Ce grand cadavre encore chaud de l’amour…
Lionel Duroy – Vertiges – Editions Julliard
Quand on a lu Le Chagrin de Lionel Duroy on ne peut qu’être curieux de ses autres livres qui sont autant de poupées russes abritant un seul coeur, celui d’une mère monstre. Chaque ligne ou presque de cet auteur la convoque dans un mélange d’attirance et de répulsion constant. Pour Vertiges, Duroy remonte encore le cours du temps et déroule le fil d’une histoire vieille comme le monde, l’histoire d’un amour. Deux êtres qui vont vouloir croire l’un en l’autre et qui s’y blessent. Salement. Une nouvelle fois, l’auteur narre dans le détail, les élans et les soubresauts de son couple, nous livrant une intimité sans réserve, il la traque et en devient sa propre proie. Alors oui, ce roman porte bien son titre, il est vertigineux de coller à la pensée toute nue d’un qui bien plus qu’ausculter, autopsie, à la manière d’un légiste on ne peut plus consciencieux ce grand cadavre encore chaud de l’amour. Et l’on veut avec lui savoir comment on en est arrivé là.

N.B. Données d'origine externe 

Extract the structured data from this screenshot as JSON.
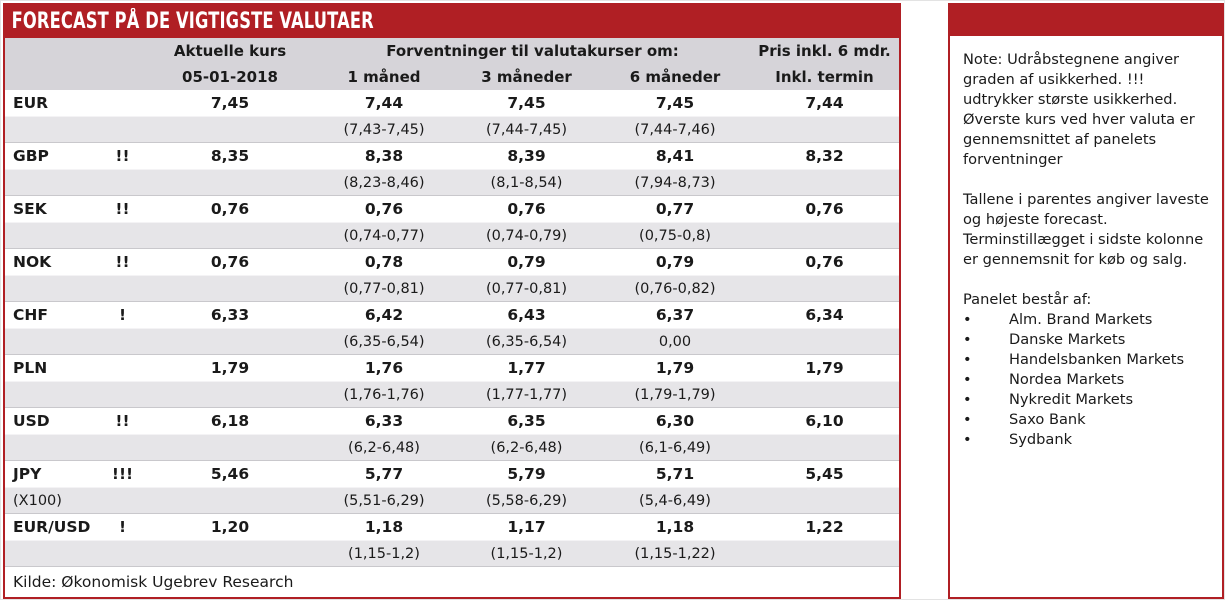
{
  "colors": {
    "accent_red": "#b01f24",
    "header_gray": "#d6d4d9",
    "range_row_gray": "#e6e5e8",
    "text": "#1a1a1a"
  },
  "main_table": {
    "title": "FORECAST PÅ DE VIGTIGSTE VALUTAER",
    "header": {
      "current_label": "Aktuelle kurs",
      "current_date": "05-01-2018",
      "forecast_group_label": "Forventninger til valutakurser om:",
      "col_1m": "1 måned",
      "col_3m": "3 måneder",
      "col_6m": "6 måneder",
      "price_label_line1": "Pris inkl. 6 mdr.",
      "price_label_line2": "Inkl. termin"
    },
    "rows": [
      {
        "currency": "EUR",
        "sub": "",
        "marks": "",
        "current": "7,45",
        "f1m": "7,44",
        "f1m_range": "(7,43-7,45)",
        "f3m": "7,45",
        "f3m_range": "(7,44-7,45)",
        "f6m": "7,45",
        "f6m_range": "(7,44-7,46)",
        "price": "7,44"
      },
      {
        "currency": "GBP",
        "sub": "",
        "marks": "!!",
        "current": "8,35",
        "f1m": "8,38",
        "f1m_range": "(8,23-8,46)",
        "f3m": "8,39",
        "f3m_range": "(8,1-8,54)",
        "f6m": "8,41",
        "f6m_range": "(7,94-8,73)",
        "price": "8,32"
      },
      {
        "currency": "SEK",
        "sub": "",
        "marks": "!!",
        "current": "0,76",
        "f1m": "0,76",
        "f1m_range": "(0,74-0,77)",
        "f3m": "0,76",
        "f3m_range": "(0,74-0,79)",
        "f6m": "0,77",
        "f6m_range": "(0,75-0,8)",
        "price": "0,76"
      },
      {
        "currency": "NOK",
        "sub": "",
        "marks": "!!",
        "current": "0,76",
        "f1m": "0,78",
        "f1m_range": "(0,77-0,81)",
        "f3m": "0,79",
        "f3m_range": "(0,77-0,81)",
        "f6m": "0,79",
        "f6m_range": "(0,76-0,82)",
        "price": "0,76"
      },
      {
        "currency": "CHF",
        "sub": "",
        "marks": "!",
        "current": "6,33",
        "f1m": "6,42",
        "f1m_range": "(6,35-6,54)",
        "f3m": "6,43",
        "f3m_range": "(6,35-6,54)",
        "f6m": "6,37",
        "f6m_range": "0,00",
        "price": "6,34"
      },
      {
        "currency": "PLN",
        "sub": "",
        "marks": "",
        "current": "1,79",
        "f1m": "1,76",
        "f1m_range": "(1,76-1,76)",
        "f3m": "1,77",
        "f3m_range": "(1,77-1,77)",
        "f6m": "1,79",
        "f6m_range": "(1,79-1,79)",
        "price": "1,79"
      },
      {
        "currency": "USD",
        "sub": "",
        "marks": "!!",
        "current": "6,18",
        "f1m": "6,33",
        "f1m_range": "(6,2-6,48)",
        "f3m": "6,35",
        "f3m_range": "(6,2-6,48)",
        "f6m": "6,30",
        "f6m_range": "(6,1-6,49)",
        "price": "6,10"
      },
      {
        "currency": "JPY",
        "sub": "(X100)",
        "marks": "!!!",
        "current": "5,46",
        "f1m": "5,77",
        "f1m_range": "(5,51-6,29)",
        "f3m": "5,79",
        "f3m_range": "(5,58-6,29)",
        "f6m": "5,71",
        "f6m_range": "(5,4-6,49)",
        "price": "5,45"
      },
      {
        "currency": "EUR/USD",
        "sub": "",
        "marks": "!",
        "current": "1,20",
        "f1m": "1,18",
        "f1m_range": "(1,15-1,2)",
        "f3m": "1,17",
        "f3m_range": "(1,15-1,2)",
        "f6m": "1,18",
        "f6m_range": "(1,15-1,22)",
        "price": "1,22"
      }
    ],
    "source": "Kilde: Økonomisk Ugebrev Research"
  },
  "note_panel": {
    "bullet_glyph": "•",
    "note_paragraph_1": "Note: Udråbstegnene angiver graden af usikkerhed. !!! udtrykker største usikkerhed. Øverste kurs ved hver valuta er gennemsnittet af panelets forventninger",
    "note_paragraph_2": "Tallene i parentes angiver laveste og højeste forecast. Terminstillægget i sidste kolonne er gennemsnit for køb og salg.",
    "panel_heading": "Panelet består af:",
    "panel_members": [
      "Alm. Brand Markets",
      "Danske Markets",
      "Handelsbanken Markets",
      "Nordea Markets",
      "Nykredit Markets",
      "Saxo Bank",
      "Sydbank"
    ]
  }
}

La construction impeccable pousse le texte dans des retranchements où le lecteur s’engage à son tour sans réserve et l’on se prend à partager le désarroi insurmontable du narrateur quand suppliant sa femme de ne pas le quitter, elle lui répond avec ces mots sans appel : « Mais je vais rencontrer quelqu’un ! » Ce je vais dit tout des cendres sous lesquelles couvent un nouveau feu prêt à partir et qui déjà s’embrase.